Ⅸ What is blockchain
Blockchain is a new application model of computer technology such as distributed data storage, point-to-point transmission, consensus mechanism, and encryption algorithm. Simply put, blockchain is a decentralized distributed ledger database.
The meaning of data storage:
Data storage is a temporary file or processing process generated during the processing of data flow the information you need to find. Commonly used storage media are disks and tapes. How storage is organized varies depending on the storage medium. Data on the tape is only accessed in sequential file mode; on the disk, it can be accessed sequentially or directly according to the usage requirements.
The data storage method is closely related to the organization of data files. The key is to establish the correspondence between the logical and physical order of records and determine the storage address to improve the data access speed. Among the various connection methods between servers and storage, DAS was once considered an inefficient structure and inconvenient for data protection.
Direct-attached storage cannot be shared, so it often happens that a certain server has insufficient storage space, while other servers have a large amount of idle storage space that cannot be used.

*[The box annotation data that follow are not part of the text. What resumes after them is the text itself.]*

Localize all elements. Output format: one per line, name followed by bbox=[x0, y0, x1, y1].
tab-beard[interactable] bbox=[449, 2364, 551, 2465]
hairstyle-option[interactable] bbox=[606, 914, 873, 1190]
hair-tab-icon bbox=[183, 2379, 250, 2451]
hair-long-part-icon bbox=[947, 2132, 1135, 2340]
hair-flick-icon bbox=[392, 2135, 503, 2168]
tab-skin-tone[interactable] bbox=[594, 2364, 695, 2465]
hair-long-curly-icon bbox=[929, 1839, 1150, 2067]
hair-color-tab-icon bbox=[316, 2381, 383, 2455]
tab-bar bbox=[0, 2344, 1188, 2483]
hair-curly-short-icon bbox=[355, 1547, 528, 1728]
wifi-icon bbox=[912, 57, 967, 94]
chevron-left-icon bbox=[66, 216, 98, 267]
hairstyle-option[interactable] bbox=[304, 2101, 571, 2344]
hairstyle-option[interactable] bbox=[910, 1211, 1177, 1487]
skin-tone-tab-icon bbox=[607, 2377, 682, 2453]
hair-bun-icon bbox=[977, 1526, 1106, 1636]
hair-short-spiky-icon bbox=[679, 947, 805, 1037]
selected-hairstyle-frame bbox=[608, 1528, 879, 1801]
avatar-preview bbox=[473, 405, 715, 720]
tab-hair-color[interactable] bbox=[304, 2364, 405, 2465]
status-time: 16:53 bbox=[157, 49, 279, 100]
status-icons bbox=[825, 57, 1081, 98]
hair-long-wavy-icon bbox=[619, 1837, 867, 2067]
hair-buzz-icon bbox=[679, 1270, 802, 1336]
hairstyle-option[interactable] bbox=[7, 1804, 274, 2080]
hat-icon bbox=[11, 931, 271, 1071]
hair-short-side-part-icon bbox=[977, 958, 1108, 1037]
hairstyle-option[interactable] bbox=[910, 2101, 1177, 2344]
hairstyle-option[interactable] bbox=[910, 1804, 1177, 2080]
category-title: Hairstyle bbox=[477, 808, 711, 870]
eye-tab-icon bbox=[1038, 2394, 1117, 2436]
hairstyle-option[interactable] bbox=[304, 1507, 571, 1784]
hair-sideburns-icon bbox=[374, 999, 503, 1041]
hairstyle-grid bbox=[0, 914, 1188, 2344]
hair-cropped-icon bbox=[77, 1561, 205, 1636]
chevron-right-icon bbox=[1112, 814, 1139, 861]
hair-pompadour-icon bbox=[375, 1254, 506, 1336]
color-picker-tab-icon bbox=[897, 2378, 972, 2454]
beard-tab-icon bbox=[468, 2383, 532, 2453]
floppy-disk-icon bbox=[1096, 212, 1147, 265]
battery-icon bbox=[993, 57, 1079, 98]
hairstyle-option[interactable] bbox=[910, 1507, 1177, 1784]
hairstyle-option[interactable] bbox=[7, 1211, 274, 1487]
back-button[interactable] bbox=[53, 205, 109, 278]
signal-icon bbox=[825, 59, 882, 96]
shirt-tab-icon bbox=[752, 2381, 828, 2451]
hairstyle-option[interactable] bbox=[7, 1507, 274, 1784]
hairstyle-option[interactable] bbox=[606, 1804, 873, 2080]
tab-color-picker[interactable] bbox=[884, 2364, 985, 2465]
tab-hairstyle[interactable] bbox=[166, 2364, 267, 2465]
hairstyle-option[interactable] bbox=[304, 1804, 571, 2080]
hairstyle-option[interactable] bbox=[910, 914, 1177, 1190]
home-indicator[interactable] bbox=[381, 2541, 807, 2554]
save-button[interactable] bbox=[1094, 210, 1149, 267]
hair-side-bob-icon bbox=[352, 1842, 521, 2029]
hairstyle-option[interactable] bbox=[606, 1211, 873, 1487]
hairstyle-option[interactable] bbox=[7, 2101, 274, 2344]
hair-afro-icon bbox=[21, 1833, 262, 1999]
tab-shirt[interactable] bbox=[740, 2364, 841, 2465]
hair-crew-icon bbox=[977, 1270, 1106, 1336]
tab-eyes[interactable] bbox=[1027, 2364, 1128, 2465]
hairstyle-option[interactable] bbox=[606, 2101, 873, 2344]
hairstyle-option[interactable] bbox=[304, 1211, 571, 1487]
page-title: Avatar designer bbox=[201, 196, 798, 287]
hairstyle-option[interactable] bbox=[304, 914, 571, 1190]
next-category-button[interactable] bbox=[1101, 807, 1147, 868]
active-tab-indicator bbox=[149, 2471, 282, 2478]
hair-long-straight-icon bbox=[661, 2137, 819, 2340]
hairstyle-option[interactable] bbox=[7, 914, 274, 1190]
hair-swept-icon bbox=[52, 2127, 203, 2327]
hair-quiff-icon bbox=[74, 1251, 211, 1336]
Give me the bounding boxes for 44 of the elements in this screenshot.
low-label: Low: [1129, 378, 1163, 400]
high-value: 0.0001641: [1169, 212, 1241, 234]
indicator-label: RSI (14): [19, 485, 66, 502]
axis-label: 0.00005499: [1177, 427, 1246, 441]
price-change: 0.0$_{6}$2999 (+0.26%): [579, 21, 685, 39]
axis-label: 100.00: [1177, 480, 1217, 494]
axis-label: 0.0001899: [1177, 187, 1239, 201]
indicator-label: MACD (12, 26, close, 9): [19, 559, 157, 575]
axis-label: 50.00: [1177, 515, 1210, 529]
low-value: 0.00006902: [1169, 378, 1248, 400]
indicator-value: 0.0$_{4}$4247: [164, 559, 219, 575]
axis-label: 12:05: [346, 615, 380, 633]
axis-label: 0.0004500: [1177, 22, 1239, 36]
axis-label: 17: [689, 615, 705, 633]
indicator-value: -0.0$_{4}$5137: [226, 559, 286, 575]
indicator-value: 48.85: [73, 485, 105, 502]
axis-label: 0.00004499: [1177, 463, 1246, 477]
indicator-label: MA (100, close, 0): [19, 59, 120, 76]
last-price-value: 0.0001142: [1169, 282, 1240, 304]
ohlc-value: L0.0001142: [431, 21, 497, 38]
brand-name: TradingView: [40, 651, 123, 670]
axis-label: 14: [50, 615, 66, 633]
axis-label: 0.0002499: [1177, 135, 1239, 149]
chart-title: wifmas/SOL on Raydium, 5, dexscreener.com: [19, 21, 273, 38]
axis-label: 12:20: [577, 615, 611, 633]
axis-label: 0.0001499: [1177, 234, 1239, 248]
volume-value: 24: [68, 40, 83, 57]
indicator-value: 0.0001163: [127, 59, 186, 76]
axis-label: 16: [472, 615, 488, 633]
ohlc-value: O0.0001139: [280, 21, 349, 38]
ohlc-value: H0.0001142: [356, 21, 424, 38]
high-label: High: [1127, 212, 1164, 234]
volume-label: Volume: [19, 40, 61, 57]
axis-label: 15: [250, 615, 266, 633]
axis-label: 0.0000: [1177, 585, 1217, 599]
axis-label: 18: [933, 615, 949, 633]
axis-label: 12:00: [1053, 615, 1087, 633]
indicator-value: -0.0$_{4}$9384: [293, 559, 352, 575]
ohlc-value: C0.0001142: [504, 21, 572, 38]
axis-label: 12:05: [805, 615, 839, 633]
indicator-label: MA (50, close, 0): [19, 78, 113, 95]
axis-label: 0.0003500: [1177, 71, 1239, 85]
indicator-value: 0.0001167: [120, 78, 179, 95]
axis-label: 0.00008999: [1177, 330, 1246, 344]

X What does blockchain mean and what are its main uses
In recent years, a hot word has appeared frequently on the Internet, that is "blockchain". This word gives people It’s a very noble and powerful feeling, but many people don’t know what blockchain means? And what are the main uses of blockchain? Let’s take a look at the relevant content that has been issued.
Blockchain Blockchain is actually equivalent to a disintermediated database, which is composed of a string of rubber data blocks. Each of its data blocks contains information about a Bitcoin network transaction, which is used to verify the validity of the information and generate the next block. In other words, blockchain is essentially a decentralized database.
In a narrow sense, blockchain is a chain data structure that combines data blocks in a chronological order and is cryptographically guaranteed. Distributed ledger that cannot be tampered with or forged. Broadly speaking, blockchain is actually a distributed infrastructure and computing method that is used to ensure the security of data transmission and access.
In addition, the blockchain is composed of six infrastructures: data layer, network layer, consensus layer, incentive layer, contract layer and application layer. Regarding its role, blockchain is mainly used to solve the trust and security issues of transactions. The above is the relevant content about the meaning and function of blockchain. I hope it can help friends in need.